HSBC has a "buy" rating on UPL and a new target price of ₹925 per share from the previous ₹850 apiece, projecting a 15% upside potential from its previous closing price.
The analyst said UPL's subsidiary Advanta is a long-term value creator with a robust delivery mechanism. It sees drivers in place that will support growth and value creation going forward.
HSBC cited media reports suggesting UPL is looking at a potential listing for Advanta on the capital markets, which it said could unlock value and
support debt reduction for the parent company.

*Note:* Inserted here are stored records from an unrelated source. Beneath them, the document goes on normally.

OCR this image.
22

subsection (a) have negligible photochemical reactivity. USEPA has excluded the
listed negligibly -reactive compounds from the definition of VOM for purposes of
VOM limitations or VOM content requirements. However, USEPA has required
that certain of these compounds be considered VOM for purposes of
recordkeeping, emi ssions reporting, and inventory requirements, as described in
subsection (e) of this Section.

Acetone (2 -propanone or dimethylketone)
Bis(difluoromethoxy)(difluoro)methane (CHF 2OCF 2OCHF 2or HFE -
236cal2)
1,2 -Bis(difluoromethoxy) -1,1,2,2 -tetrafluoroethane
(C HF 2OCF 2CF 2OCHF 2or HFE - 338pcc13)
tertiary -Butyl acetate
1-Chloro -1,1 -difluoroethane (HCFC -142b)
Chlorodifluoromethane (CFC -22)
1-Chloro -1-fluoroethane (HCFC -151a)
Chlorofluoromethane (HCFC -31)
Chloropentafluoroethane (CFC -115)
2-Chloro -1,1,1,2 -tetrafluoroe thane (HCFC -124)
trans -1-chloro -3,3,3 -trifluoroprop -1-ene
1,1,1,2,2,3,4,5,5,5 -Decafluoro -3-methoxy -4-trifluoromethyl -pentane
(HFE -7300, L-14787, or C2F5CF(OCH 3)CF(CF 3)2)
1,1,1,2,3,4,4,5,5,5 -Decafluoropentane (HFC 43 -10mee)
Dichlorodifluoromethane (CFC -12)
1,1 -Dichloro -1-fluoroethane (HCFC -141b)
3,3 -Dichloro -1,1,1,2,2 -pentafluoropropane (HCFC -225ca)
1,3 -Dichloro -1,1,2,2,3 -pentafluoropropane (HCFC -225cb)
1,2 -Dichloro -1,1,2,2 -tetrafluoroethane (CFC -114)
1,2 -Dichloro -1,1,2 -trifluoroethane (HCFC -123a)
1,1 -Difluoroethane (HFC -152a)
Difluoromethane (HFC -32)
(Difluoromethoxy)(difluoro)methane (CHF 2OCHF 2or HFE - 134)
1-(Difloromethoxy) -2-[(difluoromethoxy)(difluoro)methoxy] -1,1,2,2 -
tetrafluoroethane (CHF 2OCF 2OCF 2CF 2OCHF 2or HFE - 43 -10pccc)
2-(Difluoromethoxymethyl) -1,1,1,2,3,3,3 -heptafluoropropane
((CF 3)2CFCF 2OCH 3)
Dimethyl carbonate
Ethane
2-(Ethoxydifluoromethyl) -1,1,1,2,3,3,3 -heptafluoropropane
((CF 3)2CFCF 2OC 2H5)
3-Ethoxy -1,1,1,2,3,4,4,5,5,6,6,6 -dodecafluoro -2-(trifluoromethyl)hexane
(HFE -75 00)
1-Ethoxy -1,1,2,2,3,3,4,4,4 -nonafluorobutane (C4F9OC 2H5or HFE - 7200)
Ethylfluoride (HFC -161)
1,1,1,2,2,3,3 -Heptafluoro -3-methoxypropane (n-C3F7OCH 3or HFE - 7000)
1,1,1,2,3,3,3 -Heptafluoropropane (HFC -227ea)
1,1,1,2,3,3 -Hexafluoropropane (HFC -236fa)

The brokerage said Advanta has delivered an impressive revenue and earnings before interest, tax, depreciation and amortisation (EBITDA) compound annual growth rate (CAGR) of 18% and 23%, respectively, over the last five years. It added that Advanta has markedly outperformed other seed companies in India and globally.
In November 2025, UPL said it sees its EBITDA growing between 12% to 16%, from its previous growth projection of 10% to 14%.
It has also maintained its revenue growth guidance for the financial year 2026 to be between 4%-8%.
Of the 22 analysts who have coverage on UPL, 16 have a "buy" rating, four have a "hold" rating and two have a "sell" rating.
UPL shares ended the previous session 0.6% up at ₹804.5 apiece. The stock has gained 49% in the past year.